As the minicomputer brought Oracle, will the cloud bring a new database?
If you look at the emergence of the relational database, you’ll see two things which came together to create one of the largest software companies in the world:
- A new and compelling software technology (relational databases)
- A platform shift (from mainframe to minicomputer)
In my opinion, it was the combination of the two which created such vast changes in the database industry.
The question I think about a lot is what changes will cloud computing bring to the database industry. Will cloud be the platform change that ushers in a new generation of database technologies, and if so which ones and how sweeping will the change be? It is both intellectually interesting and one of the largest external factors effecting the company I run (10gen, the company that builds mongoDB; yes, this is an obvious source of bias for me in this post).

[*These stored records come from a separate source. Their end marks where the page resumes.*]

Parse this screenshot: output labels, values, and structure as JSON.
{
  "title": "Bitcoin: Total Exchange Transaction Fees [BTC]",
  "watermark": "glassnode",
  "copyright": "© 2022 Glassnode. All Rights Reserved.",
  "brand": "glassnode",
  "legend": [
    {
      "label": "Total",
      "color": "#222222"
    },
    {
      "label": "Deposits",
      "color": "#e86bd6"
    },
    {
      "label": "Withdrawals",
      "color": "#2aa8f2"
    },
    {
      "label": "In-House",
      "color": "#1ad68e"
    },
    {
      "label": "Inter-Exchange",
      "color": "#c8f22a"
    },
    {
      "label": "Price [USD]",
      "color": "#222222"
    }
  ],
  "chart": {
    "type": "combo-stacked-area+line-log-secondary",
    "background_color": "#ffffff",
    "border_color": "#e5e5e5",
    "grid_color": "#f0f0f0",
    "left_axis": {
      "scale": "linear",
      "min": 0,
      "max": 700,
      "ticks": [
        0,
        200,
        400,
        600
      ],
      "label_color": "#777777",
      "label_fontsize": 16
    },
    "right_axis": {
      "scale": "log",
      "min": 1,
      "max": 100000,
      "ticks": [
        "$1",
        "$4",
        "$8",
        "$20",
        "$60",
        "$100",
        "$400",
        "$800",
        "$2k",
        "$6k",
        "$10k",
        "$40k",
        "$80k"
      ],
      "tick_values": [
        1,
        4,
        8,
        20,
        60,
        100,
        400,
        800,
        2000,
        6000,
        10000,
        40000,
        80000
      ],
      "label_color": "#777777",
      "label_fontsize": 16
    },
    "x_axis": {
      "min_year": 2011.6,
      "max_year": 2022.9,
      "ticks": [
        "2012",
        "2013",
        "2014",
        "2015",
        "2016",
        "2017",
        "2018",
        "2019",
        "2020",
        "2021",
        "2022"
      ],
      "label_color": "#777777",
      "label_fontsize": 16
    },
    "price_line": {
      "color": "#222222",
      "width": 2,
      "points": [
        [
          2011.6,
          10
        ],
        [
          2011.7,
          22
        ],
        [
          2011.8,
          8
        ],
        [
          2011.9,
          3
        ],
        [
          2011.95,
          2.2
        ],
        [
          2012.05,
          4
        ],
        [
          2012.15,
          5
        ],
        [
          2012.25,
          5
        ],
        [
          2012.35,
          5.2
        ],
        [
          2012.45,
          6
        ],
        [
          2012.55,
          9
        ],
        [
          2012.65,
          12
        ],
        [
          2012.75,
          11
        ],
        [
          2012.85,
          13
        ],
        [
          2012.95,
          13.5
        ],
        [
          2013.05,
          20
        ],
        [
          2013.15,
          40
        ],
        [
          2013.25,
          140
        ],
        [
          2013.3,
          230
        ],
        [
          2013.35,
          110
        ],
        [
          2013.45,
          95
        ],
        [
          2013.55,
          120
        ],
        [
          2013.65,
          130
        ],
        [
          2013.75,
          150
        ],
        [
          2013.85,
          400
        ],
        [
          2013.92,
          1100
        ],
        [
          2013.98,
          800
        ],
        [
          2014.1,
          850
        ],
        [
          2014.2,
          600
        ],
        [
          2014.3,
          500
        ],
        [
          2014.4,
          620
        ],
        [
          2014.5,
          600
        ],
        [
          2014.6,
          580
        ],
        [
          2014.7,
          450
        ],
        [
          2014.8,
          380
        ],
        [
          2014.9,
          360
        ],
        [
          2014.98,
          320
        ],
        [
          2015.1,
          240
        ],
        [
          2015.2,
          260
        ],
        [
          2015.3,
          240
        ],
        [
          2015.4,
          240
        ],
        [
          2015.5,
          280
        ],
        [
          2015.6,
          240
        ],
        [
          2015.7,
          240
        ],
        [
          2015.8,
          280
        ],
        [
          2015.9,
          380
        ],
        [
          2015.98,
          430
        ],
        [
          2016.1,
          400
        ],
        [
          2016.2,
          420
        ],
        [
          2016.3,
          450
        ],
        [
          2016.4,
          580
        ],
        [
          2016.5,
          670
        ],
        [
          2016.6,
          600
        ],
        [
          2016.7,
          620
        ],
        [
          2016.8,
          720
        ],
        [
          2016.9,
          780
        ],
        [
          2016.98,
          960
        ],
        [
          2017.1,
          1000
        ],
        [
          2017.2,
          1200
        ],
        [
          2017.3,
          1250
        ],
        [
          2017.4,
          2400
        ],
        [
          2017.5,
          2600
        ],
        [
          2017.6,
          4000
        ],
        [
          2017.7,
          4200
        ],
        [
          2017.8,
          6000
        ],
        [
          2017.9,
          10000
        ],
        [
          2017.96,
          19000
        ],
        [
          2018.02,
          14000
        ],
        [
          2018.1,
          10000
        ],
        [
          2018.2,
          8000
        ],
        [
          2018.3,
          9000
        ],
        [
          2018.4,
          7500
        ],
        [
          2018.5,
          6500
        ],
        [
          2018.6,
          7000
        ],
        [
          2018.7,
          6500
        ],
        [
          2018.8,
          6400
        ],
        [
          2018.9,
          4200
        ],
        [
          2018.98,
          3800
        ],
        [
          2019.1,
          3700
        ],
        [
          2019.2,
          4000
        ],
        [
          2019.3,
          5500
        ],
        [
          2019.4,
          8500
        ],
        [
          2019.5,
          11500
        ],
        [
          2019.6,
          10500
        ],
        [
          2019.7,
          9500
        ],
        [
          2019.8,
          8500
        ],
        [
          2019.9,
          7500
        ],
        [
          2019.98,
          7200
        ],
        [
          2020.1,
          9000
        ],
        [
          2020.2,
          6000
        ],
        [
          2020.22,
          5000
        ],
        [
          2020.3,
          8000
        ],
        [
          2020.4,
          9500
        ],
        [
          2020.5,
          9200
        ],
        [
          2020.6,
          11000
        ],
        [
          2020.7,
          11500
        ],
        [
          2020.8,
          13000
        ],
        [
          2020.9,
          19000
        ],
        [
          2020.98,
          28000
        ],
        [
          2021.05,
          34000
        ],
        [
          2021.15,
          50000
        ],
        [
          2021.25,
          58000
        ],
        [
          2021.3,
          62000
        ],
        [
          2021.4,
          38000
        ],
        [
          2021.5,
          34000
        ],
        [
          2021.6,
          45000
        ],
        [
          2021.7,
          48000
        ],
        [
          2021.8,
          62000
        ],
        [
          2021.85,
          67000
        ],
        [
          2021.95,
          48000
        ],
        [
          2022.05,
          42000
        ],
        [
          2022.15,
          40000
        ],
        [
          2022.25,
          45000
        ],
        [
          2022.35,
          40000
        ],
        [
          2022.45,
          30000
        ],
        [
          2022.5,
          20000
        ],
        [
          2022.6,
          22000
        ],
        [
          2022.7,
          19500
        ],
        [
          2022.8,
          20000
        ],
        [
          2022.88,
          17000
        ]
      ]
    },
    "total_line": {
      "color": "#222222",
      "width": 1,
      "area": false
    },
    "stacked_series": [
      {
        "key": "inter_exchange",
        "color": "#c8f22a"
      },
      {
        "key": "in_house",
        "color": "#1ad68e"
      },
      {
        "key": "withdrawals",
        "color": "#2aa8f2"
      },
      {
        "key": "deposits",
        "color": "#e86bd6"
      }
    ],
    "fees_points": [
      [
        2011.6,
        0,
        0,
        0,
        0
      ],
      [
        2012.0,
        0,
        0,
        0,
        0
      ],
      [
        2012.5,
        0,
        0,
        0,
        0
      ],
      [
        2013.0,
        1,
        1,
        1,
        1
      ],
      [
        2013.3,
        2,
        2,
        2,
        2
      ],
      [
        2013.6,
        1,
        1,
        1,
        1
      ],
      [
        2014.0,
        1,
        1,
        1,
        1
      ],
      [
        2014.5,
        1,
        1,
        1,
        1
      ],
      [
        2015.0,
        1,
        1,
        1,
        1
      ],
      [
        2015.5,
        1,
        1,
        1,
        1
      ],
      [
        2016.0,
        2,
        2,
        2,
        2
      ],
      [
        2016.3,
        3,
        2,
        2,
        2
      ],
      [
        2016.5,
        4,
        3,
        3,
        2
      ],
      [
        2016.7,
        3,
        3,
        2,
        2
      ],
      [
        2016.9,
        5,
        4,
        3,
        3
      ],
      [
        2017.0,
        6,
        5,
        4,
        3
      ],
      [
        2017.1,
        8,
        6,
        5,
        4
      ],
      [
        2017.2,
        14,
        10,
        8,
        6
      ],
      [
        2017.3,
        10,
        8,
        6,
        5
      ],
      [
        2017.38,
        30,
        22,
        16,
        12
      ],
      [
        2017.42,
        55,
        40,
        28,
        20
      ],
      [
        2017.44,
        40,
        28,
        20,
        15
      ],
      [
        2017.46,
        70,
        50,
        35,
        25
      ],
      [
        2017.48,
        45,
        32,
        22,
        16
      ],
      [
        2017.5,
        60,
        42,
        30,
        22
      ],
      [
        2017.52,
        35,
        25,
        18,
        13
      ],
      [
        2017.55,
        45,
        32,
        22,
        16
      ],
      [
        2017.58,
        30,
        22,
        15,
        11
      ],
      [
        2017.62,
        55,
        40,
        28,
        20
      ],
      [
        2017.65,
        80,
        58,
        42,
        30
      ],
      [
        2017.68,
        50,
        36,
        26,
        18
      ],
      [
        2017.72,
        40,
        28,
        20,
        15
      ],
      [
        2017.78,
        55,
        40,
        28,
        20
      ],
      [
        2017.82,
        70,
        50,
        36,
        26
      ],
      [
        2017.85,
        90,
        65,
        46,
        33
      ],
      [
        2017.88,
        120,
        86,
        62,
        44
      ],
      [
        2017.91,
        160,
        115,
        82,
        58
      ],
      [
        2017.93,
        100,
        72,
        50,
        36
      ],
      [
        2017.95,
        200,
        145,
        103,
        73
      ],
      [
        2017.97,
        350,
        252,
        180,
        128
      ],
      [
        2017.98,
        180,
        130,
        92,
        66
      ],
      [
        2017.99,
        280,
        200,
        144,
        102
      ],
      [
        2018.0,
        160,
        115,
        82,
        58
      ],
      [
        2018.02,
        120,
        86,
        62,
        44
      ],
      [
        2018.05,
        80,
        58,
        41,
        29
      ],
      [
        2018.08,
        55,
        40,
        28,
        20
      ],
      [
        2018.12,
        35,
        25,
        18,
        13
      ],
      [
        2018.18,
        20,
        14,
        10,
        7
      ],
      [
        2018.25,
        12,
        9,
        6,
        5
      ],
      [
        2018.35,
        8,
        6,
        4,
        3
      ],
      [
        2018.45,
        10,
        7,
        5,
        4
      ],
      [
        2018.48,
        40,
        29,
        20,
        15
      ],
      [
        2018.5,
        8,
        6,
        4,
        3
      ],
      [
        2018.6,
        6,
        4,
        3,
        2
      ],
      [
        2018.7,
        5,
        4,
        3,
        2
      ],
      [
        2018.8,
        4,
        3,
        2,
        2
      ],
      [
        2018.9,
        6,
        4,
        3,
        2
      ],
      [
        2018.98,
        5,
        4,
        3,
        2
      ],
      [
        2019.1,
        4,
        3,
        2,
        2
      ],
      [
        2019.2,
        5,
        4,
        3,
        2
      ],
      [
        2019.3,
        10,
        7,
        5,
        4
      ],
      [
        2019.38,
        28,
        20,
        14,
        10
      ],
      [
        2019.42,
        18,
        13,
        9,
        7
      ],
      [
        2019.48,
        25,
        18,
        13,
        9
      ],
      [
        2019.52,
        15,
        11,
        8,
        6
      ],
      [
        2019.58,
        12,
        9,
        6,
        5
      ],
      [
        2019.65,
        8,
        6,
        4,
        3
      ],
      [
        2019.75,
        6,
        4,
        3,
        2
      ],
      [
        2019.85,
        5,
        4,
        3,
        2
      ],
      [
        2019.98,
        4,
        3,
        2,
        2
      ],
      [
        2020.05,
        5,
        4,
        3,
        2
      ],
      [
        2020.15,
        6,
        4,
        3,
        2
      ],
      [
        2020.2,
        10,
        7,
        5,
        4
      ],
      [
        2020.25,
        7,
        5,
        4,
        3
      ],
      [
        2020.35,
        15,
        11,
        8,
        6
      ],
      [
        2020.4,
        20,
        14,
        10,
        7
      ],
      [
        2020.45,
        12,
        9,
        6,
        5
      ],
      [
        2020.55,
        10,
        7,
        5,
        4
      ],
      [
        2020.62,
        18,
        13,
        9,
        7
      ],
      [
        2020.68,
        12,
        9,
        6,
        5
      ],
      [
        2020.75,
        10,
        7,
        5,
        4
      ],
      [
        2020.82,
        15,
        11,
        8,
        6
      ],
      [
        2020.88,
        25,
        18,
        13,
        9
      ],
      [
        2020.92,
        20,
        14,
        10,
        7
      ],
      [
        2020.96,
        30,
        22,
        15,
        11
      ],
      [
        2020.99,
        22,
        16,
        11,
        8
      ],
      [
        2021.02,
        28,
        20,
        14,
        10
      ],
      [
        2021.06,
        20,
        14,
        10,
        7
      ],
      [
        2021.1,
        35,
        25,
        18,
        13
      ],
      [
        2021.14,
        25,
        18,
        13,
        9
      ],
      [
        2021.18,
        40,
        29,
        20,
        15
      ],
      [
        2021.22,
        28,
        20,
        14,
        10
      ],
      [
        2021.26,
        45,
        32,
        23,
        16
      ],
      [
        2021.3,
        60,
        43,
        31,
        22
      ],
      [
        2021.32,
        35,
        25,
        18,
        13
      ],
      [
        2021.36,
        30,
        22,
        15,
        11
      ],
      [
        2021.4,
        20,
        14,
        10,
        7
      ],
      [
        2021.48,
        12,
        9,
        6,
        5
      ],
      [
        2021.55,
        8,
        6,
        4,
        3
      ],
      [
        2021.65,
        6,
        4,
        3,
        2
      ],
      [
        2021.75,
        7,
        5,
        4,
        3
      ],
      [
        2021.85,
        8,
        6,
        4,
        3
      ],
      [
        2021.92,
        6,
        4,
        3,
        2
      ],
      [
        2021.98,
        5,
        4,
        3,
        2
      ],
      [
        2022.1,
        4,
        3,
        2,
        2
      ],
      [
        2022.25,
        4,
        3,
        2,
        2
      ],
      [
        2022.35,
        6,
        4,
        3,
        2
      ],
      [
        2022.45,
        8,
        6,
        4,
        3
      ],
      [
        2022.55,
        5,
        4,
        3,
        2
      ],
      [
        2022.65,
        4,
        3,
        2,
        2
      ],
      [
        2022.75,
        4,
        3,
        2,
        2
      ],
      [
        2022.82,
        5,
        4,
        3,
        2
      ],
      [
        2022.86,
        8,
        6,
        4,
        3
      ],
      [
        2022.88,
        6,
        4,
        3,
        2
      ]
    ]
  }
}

I don’t have a definitive answer, but I’ll share some of the “for” and some of the “against”.
Let me start with a few of the arguments against:
No forced move: “Cloud” doesn’t require new software; part of the beauty of cloud is that you can run your same stack more flexibly and less expensively. IMS simply wouldn’t run on your VAX or Sun, so you were forced to migrate if you wanted to use that hardware. No such problem, so the comparison is irrelevant.
It already happened: with the shift to commodity hardware; mySQL has become the “default choice” that Oracle used to be, and that dominance will only increase in the cloud, where traditional licensing is often problematic. Cloud computing is mostly a cost play, and mySQL is already the perfect low-cost database.
Now, the arguments for:
Cloud is about more than cost: cloud is about scalability, flexibility, agility, and immediacy. You need a database which was “born for the cloud” to take advantage of an elastic environment. The work involved in making relational databases scale on traditional hardware is hard enough; making them scale in the cloud is possible if you’re willing to carefully restrict how you use them and build a lot of additional infrastructure, but that costs you agility.
Cloud democratizes computing: have developers finally been freed from the shackles of “big IT?” Will they finally get a datastore without an impedance mismatch? When they needed to requisition a bunch of hardware and get a 6-figure purchase order to start development, IT had a lot of control over their platform choices. Now, a developer can spin up some EC2 instances on their credit card, download an open source database, and show their boss a working app a few weeks later. Maybe they need a 5-figure check to get enterprise grade production support, but that’s an easy decision once the application is built.
How much will cloud change the database landscape? If I really knew the answer, I should be investing in software companies, not running them. But I’m betting on change.